Viele Fotograf:innen haben großartige Werke geschaffen, die sich den Konventionen widersetzen, ihren eigenen Weg gehen und in vielerlei Hinsicht das Medium neu erfinden. Craig Whitehead ist ein solcher Fotograf.

Craigs Fotos sind wunderschön koloriert, allesamt Schnappschüsse mit einem einzigartigen Sinn für Komposition und Humor. Man hat ihn mit anderen Fotografen wie Saul Leiter und Ernst Haas verglichen, die den Weg für die Farbe in der Streetfotografie geebnet haben.

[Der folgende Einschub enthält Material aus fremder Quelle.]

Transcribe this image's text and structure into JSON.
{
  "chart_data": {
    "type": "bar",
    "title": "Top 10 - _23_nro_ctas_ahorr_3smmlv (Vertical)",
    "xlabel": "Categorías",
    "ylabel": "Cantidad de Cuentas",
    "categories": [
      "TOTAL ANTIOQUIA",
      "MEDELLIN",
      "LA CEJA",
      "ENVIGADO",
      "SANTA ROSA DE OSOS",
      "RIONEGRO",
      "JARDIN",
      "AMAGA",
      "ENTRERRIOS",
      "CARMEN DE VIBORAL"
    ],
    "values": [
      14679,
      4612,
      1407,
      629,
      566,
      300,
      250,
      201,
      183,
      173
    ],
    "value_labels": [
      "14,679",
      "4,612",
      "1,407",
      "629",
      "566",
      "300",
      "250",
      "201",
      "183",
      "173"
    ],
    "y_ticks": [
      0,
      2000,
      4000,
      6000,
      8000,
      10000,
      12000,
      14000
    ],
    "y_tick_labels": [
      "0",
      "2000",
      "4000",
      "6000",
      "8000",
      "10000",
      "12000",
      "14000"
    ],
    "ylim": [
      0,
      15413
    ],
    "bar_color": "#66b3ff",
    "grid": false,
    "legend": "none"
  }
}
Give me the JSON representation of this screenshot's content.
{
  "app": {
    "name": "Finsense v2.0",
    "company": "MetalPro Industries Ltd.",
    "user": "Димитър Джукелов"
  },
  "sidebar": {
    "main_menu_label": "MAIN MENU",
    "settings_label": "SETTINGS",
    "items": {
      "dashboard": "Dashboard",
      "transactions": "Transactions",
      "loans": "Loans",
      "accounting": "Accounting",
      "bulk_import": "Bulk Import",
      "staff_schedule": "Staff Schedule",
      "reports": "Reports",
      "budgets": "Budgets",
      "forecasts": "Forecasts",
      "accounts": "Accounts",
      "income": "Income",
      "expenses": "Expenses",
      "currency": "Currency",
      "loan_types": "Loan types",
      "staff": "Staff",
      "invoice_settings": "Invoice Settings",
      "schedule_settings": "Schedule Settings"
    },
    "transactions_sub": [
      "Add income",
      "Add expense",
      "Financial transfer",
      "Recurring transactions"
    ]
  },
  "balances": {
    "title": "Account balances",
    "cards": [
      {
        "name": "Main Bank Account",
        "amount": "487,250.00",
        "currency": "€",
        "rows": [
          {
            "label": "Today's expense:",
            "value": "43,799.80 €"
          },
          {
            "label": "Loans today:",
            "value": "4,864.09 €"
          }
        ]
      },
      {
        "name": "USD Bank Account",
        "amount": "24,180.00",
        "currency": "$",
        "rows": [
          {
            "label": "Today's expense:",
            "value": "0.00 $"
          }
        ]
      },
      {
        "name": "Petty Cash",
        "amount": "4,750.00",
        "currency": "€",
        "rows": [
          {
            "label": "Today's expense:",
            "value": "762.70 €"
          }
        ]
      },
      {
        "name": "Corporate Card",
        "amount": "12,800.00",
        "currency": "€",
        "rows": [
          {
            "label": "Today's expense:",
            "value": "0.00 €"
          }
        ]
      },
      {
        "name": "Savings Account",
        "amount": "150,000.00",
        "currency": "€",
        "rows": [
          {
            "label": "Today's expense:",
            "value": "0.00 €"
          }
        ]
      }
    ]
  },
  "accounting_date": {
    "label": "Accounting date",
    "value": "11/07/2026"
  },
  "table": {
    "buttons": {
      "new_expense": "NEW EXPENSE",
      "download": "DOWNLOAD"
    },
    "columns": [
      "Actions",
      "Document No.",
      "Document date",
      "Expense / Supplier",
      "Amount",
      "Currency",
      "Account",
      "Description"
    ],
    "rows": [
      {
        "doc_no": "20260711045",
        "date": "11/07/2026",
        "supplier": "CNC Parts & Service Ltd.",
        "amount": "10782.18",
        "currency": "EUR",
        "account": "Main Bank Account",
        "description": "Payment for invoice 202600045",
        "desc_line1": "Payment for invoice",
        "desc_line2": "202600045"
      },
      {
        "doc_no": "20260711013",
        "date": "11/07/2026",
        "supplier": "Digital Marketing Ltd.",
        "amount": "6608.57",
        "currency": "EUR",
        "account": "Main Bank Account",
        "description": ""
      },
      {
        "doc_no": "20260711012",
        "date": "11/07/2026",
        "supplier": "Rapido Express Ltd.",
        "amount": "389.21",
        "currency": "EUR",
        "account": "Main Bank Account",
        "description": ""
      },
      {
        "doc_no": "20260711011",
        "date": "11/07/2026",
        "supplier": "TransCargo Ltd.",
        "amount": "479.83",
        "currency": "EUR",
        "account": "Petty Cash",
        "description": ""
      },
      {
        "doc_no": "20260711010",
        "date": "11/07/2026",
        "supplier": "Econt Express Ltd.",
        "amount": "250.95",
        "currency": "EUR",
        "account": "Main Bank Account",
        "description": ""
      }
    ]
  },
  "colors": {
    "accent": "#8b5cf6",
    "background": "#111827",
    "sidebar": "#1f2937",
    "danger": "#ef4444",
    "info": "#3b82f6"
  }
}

Craig zieht es jedoch vor, seine Aufmerksamkeit auf seine Arbeit zu richten.
In diesem Interview sprechen wir mit Craig Whitehead – auch bekannt als @sixstreetunder – über soziale Medien, Inspiration, Farbe und Prozesse.

MPB: Kannst du dich erinnern, wann und warum du Fotograf geworden bist? Gab es einen klassischen "Aha"-Moment?
CW: Ich war schon immer der Typ, der Dinge herstellt. Ich habe früher Modellbausätze gebaut. Ich habe viel gezeichnet, und das Fotografieren war einfach eine weitere kreative Option. Der Hauptgrund, warum ich mir eine Kamera zulegte, war, um Fotos von Freunden beim Skaten zu machen. Ich war lange Zeit Rollerblader, ich habe sogar einige Langzeitbelichtungen mit Blitz auf Film gemacht. Ich bezweifle wirklich, dass diese Fotos jemals etwas geworden sind. Aber danach – vor etwa zehn oder elf Jahren – bekam ich eine DSLR zum Geburtstag.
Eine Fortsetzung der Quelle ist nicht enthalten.